2. More than Human Movement, postcard, 2-sided (2024)

This visualization exercise was created as “microbial propaganda” for the More-than-

Human Revolution. It has been handed out at various live performances including the ArtsNS awards gala and Antigonight 2025. The writing challenges our understanding of our bodies as singular selves, breaking it down into microbial and human cells, before building it back up again out into the earth from which get our nutrients.

 

3. TRANSMISSION NOTICES (NO CLAIM TO THE BLUE-GREEN BLOOM)(2023)

Transmission Notices are a series of four short interludes within No Claim to the Blue-Green Bloom, a 22 minute experimental video that tells the story of a tiny revolution of care for the earth. Creatures—real and imagined, human and more-than-human—share stories on a speculative radio show transmitting from under a toxic bloom. Each story, visualized by the host through costumed performances in the landscape, proposes a strategy for reorienting our relationships to resource extraction and the messes left behind.

The Transmission Notices are placed throughout the video, punctuating longer vignettes. They offer breathing room while extending the work’s speculative ecology.

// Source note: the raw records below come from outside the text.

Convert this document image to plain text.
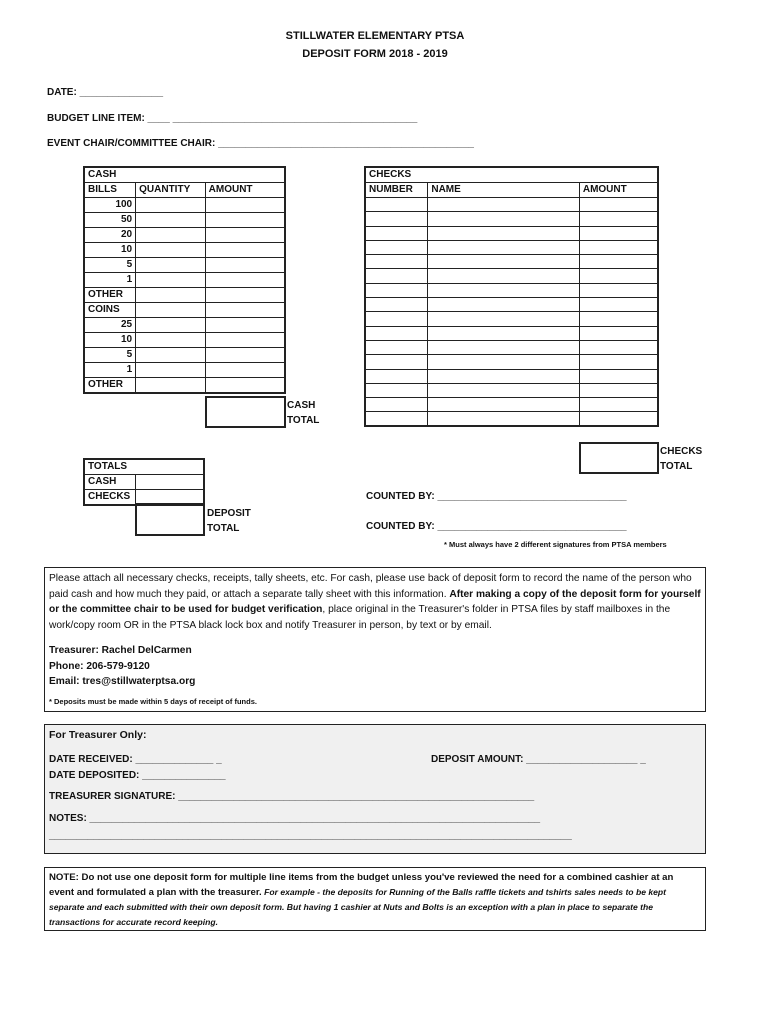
STILLWATER ELEMENTARY PTSA
DEPOSIT FORM 2018 - 2019
DATE: _______________
BUDGET LINE ITEM: ____ ____________________________________________
EVENT CHAIR/COMMITTEE CHAIR: ______________________________________________
CASH		
BILLS	QUANTITY	AMOUNT
100		
50		
20		
10		
5		
1		
OTHER		
COINS		
25		
10		
5		
1		
OTHER		
CASH
TOTAL
CHECKS		
NUMBER	NAME	AMOUNT

CHECKS
TOTAL
TOTALS	
CASH	
CHECKS	
DEPOSIT
TOTAL
COUNTED BY: __________________________________
COUNTED BY: __________________________________
* Must always have 2 different signatures from PTSA members
Please attach all necessary checks, receipts, tally sheets, etc. For cash, please use back of deposit form to record the name of the person who paid cash and how much they paid, or attach a separate tally sheet with this information. After making a copy of the deposit form for yourself or the committee chair to be used for budget verification, place original in the Treasurer's folder in PTSA files by staff mailboxes in the work/copy room OR in the PTSA black lock box and notify Treasurer in person, by text or by email.
Treasurer: Rachel DelCarmen
Phone: 206-579-9120
Email: tres@stillwaterptsa.org
* Deposits must be made within 5 days of receipt of funds.
For Treasurer Only:
DATE RECEIVED: ______________ _	DEPOSIT AMOUNT: ____________________ _
DATE DEPOSITED: _______________
TREASURER SIGNATURE: ________________________________________________________________
NOTES: _________________________________________________________________________________
______________________________________________________________________________________________
NOTE: Do not use one deposit form for multiple line items from the budget unless you've reviewed the need for a combined cashier at an event and formulated a plan with the treasurer. For example - the deposits for Running of the Balls raffle tickets and tshirts sales needs to be kept separate and each submitted with their own deposit form. But having 1 cashier at Nuts and Bolts is an exception with a plan in place to separate the transactions for accurate record keeping.
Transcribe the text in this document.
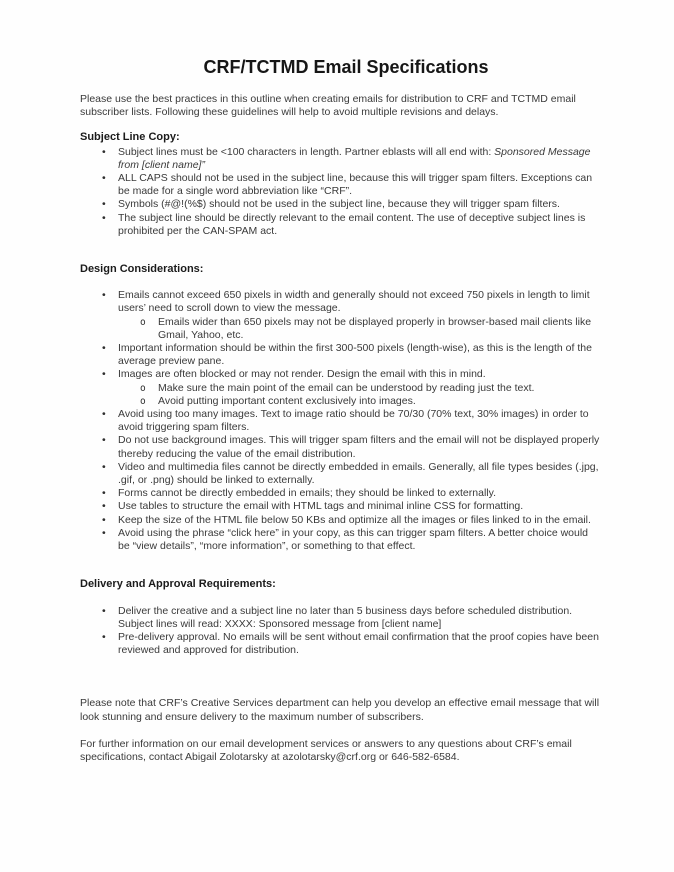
CRF/TCTMD Email Specifications

Please use the best practices in this outline when creating emails for distribution to CRF and TCTMD email subscriber lists. Following these guidelines will help to avoid multiple revisions and delays.

Subject Line Copy:
•	Subject lines must be <100 characters in length. Partner eblasts will all end with: Sponsored Message from [client name]”
•	ALL CAPS should not be used in the subject line, because this will trigger spam filters. Exceptions can be made for a single word abbreviation like “CRF”.
•	Symbols (#@!(%$) should not be used in the subject line, because they will trigger spam filters.
•	The subject line should be directly relevant to the email content. The use of deceptive subject lines is prohibited per the CAN-SPAM act.
Design Considerations:
•	Emails cannot exceed 650 pixels in width and generally should not exceed 750 pixels in length to limit users’ need to scroll down to view the message.
o	Emails wider than 650 pixels may not be displayed properly in browser-based mail clients like Gmail, Yahoo, etc.
•	Important information should be within the first 300-500 pixels (length-wise), as this is the length of the average preview pane.
•	Images are often blocked or may not render. Design the email with this in mind.
o	Make sure the main point of the email can be understood by reading just the text.
o	Avoid putting important content exclusively into images.
•	Avoid using too many images. Text to image ratio should be 70/30 (70% text, 30% images) in order to avoid triggering spam filters.
•	Do not use background images. This will trigger spam filters and the email will not be displayed properly thereby reducing the value of the email distribution.
•	Video and multimedia files cannot be directly embedded in emails. Generally, all file types besides (.jpg, .gif, or .png) should be linked to externally.
•	Forms cannot be directly embedded in emails; they should be linked to externally.
•	Use tables to structure the email with HTML tags and minimal inline CSS for formatting.
•	Keep the size of the HTML file below 50 KBs and optimize all the images or files linked to in the email.
•	Avoid using the phrase “click here” in your copy, as this can trigger spam filters. A better choice would be “view details”, “more information”, or something to that effect.
Delivery and Approval Requirements:
•	Deliver the creative and a subject line no later than 5 business days before scheduled distribution. Subject lines will read: XXXX: Sponsored message from [client name]
•	Pre-delivery approval. No emails will be sent without email confirmation that the proof copies have been reviewed and approved for distribution.

Please note that CRF’s Creative Services department can help you develop an effective email message that will look stunning and ensure delivery to the maximum number of subscribers.

For further information on our email development services or answers to any questions about CRF’s email specifications, contact Abigail Zolotarsky at azolotarsky@crf.org or 646-582-6584.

Their brevity and recurrence create the rhythm of transmissions—signals surfacing from what are often considered marginal scales and minor beings. The texts link queer and ecological concerns: rejecting heroic individualism, recognizing states like disgust and overwhelm as forces to work with not surrendered to, and imagining an Anthology of Care that serializes collective stories.

By collapsing registers of scale and attention—microscopic organisms, pop-cultural pedagogy, revolutionary dispatches—the Transmission Notices fold overlooked materialities into political imagination. They are a reminder that care and resistance often emerge from the small, the unexpected, and the easily passed over.

 

4. PART 4: THE TRAUMA SURROGATES (NO CLAIM TO THE BLUE-GREEN BLOOM) (2023)

In Part 4 of No Claim to the Blue Green Bloom, The Trauma Surrogates looks to fungi as models for metabolizing toxicity. Informed by the bioremediating capacities of mushrooms, this work imagines a service group trained to translocate the trauma of others to their own interiors, where it can be worn out and rendered inert.

The armature for the suspended mushroom was built with wire wrapped in paper and cotton gauze, then painted with tempera and finished with gelatine.

 

5. DEAR FATHER (2026)

Poetry by Samanda Ritch
Animation by Krista Davis, with Samanda Ritch

This animation is from a collaboration with Samanda Ritch, a young woman serving a life sentence at the Nova Institution for Women. Since 2021, we have been working together on a series of animations for poems that tell the story of her life before incarceration.

Parentified as a child, the poem Dear Father is a personal reckoning with her understanding of her father, a single parent who struggled with addiction. Very few photos of her childhood exist, and she only has one of her father, so we decided to approach this animation by drawing the images we had over and over again.